The spurious reasons that were turned out by DHHS officials to justify their failing to undertake a proper population-based health survey in Rosebery are truly amazing:

  1. That the yellow lids on SARSTEDT (a Medical Diagnostic & Laboratory Products company) specimen bottles contaminated the urine samples with cadmium. DHHS could not prove that specimen bottles obtained from Analytical Services Tasmania for these samples were contaminating samples.
  2. That one person with extremely high levels of blood cadmium might have swallowed cadmium button batteries. This person was subjected to an X-ray which found that no cadmium batteries had been swallowed.
  3. That the body manufactures cadmium.
  4. That high levels of biological cadmium found in blood and urine could only be caused by smoking. Some of these residents didn’t smoke at all and another who was a lifetime smoker had the expected cadmium level of 4.
  5. That one resident who does not, nor has ever smoked, was ‘seen’ smoking. This allegation was included in the Final Report even though it was totally incorrect.
  6. That some residents who returned high levels of arsenic from urine samples must have been eating fish/seafood/mushrooms. None of the four people involved ate fish/seafood or mushrooms at all and also knew that a person had to refrain from eating these prior to testing.
  7. That specific medications being taken by several residents were causing their biological metal levels to be high. These residents were taking none of the alleged medications at all.
  8. That because one person was pregnant, this was the only cause possible for her higher levels of copper.
  9. That the cause of one woman’s higher copper levels was because she was on the pill. This person was not on the pill.
  10. That one person’s illness was caused by Hormone Replacement Therapy. This person had not been on HRT for well over a year before falling ill. This same person, now back on HRT, and still smoking, has had normal levels of blood cadmium and copper since leaving Rosebery.
  11. That residents had intercurrent illness. [A separate illness that occurs at the same time as another disease that can affect the course of the disease.]
  12. That it is good for you to have nickel in the body.
  13. That one resident was told over the telephone that she had cancer. This resident does not have cancer.
  14. That alcohol causes many of these symptoms even though none of the residents involved in the investigation drank alcohol.

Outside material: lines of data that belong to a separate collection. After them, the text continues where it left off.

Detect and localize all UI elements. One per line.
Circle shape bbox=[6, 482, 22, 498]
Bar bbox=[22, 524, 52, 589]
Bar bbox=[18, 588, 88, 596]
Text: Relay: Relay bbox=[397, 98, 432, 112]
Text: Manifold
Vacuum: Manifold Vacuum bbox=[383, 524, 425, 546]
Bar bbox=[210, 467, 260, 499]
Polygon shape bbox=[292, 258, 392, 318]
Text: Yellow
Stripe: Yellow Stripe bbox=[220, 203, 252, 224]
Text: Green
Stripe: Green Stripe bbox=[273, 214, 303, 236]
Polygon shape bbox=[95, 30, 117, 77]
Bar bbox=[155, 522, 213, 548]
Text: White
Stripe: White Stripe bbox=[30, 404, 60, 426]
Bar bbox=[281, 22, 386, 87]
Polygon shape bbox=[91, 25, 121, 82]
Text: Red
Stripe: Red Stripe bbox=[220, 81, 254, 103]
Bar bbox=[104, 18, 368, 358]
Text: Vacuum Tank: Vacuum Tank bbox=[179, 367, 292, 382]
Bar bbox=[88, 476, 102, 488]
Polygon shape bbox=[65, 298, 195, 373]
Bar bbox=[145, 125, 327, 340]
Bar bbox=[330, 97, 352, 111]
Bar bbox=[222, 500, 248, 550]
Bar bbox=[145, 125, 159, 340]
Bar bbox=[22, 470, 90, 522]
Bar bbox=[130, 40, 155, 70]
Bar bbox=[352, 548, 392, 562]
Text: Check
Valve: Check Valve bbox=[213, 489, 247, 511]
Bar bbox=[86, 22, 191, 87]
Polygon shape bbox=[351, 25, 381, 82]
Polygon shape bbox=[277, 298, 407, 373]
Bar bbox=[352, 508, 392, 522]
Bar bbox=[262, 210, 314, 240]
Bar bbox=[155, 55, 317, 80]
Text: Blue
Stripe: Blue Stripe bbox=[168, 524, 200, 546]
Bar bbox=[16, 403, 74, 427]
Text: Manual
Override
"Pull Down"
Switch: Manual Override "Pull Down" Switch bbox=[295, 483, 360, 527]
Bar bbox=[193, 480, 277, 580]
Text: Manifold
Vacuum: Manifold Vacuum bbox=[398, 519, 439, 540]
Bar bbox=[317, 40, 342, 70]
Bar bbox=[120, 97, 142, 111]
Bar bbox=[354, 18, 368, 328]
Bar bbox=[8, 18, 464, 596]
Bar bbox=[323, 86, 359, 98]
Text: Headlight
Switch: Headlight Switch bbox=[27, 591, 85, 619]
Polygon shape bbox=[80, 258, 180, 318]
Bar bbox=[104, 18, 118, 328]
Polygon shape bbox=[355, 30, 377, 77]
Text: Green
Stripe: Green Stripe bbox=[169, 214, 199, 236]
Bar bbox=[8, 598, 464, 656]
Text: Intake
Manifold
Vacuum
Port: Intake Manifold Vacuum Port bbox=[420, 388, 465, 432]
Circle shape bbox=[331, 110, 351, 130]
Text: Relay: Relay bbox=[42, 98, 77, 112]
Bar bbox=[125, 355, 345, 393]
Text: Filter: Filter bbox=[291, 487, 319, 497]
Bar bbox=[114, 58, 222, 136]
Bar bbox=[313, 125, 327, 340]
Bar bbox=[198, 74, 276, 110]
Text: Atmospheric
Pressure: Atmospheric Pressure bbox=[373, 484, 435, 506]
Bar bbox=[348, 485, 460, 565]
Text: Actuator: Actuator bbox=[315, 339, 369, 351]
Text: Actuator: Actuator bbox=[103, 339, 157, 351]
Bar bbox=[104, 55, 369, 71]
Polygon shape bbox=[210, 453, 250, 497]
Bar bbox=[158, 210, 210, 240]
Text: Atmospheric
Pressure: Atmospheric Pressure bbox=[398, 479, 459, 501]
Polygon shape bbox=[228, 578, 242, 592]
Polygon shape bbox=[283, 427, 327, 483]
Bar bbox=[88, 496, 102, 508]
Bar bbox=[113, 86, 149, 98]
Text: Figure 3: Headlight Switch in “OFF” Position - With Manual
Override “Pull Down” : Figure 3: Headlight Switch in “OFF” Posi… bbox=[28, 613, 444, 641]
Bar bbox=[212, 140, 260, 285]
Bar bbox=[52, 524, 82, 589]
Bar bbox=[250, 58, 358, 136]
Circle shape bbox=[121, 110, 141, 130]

  15. “This sounds like a June Bug event…an account of hysterical contagion”. (Dr Ian Sale Hobart Psychiatrist – comment on Crikey.com article on Rosebery 10-7-09).
  16. All residents diagnosed by Dr Ernst were suffering from a somatic illness.
  17. Two members of Tasmania Police visited two residents and asked whether the residents might have enemies who would try to poison their properties.
  18. The houses were built with fill material from waste rock therefore the heavy metal contaminants could not have come from the Rosebery Mine.
  19. That batteries from historic mining activities had been disposed of on one resident’s property.
  20. That the properties may contain sheet metal or buried car bodies that caused high metal levels.
  21. That mullock (waste material from a mine) was brought in many years ago and dumped on the properties.
  22. That the gas bubbles could possibly be methane. (From sewage?)
  23. That “the elevated (heavy metal) levels are natural, being associated with sulphide mineralisation in the Rosebery area.” In the ‘absence of evidence’ (on the public record) given that no hydro-geological testing in any investigations in Rosebery was carried out, this is the worst example of non science from the DHHS imaginable.
  24. That the death/illness of pets could have been caused by snake bites.

This list gives a clear picture that the Tasmanian Public and Environmental Health Service (PEHS) investigation in Rosebery was designed to find sources of contamination on peoples’ property other than the mine.